I often have students’ parents and grandparents tell me that they wish they had kept taking piano lessons.  I use this to encourage my current students, and tell them that it’s a gift to be able to sit down at an instrument and create music — a gift that can provide great pleasure to oneself and others.

Why do so many students quit?  I mean, I realize that it might not be feasible for everyone to take lessons for their whole life (although wouldn’t that be amazing?!), but still, why do so many people regret that they didn’t continue their lessons longer while they were young?  

I think one reason may be time restraints and schedule conflicts.  When it comes down to it, there are only 24 hours in a day, and you simply cannot do everything.

I think another reason might be a lack of inspiration.  I mean, what happens when an painter loses inspiration?  No painting gets painted.  What about a writer?  No words.  And what happens when a musician loses inspiration?  No music!  At least, no powerful, moving, emotion-filled music, like it should be.  When inspiration is gone, music making becomes a robotic task.

As soon as music lessons become only about getting all the notes right, following directions correctly, getting a certain amount of practice done each day — it becomes vain and endless.  No wonder students quit!  Those are not the end goals — those are only some of the many possible means to the end goal.  Music making should be like an adventure, where every day you get to experience new places and sensations.

Music making is all about causing a piece called “Peaceful Sunset” evoke a feelings and mental images of a calm, tranquil sunset of vivid reds and oranges at the beach on a warm summer evening.  It’s figuring out how make a piece entitled “Coconut Shuffle” transport you to a tropical place where the sound of crickets and Caribbean dance music fills the evening air.

Keeping inspiration alive is all about engaging the imagination.  After all, having an imagination is one of the major differences between humans and robots.

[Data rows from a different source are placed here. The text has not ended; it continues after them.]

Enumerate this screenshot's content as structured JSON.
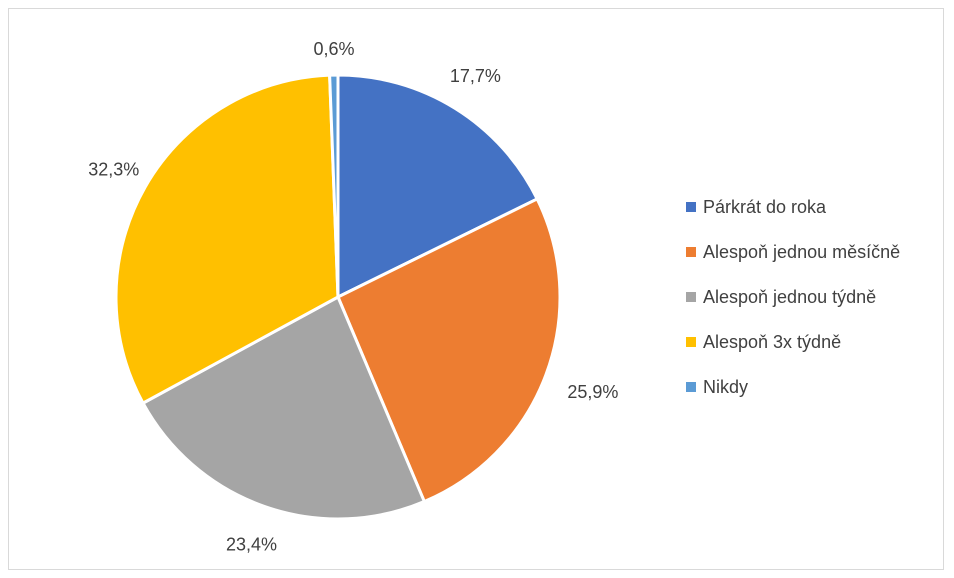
{
  "chart_data": {
    "type": "pie",
    "title": "",
    "categories": [
      "Párkrát do roka",
      "Alespoň jednou měsíčně",
      "Alespoň jednou týdně",
      "Alespoň 3x týdně",
      "Nikdy"
    ],
    "values": [
      17.7,
      25.9,
      23.4,
      32.3,
      0.6
    ],
    "data_labels": [
      "17,7%",
      "25,9%",
      "23,4%",
      "32,3%",
      "0,6%"
    ],
    "colors": [
      "#4472C4",
      "#ED7D31",
      "#A5A5A5",
      "#FFC000",
      "#5B9BD5"
    ],
    "start_angle_deg": 0,
    "direction": "clockwise",
    "legend_placement": "right"
  }
}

When engaging the imagination becomes the end goal, practice no longer seems like practice.   It becomes music making, and piano lessons become an apprenticeship, where you learn how to improve and fine-tune your music making skills.  Time constraints are no longer an issue when music making is something to do for fun, and something to look forward to.

As a teacher, this is my chief goal: to instill into each of my students a living, breathing zeal for music making that will last a lifetime.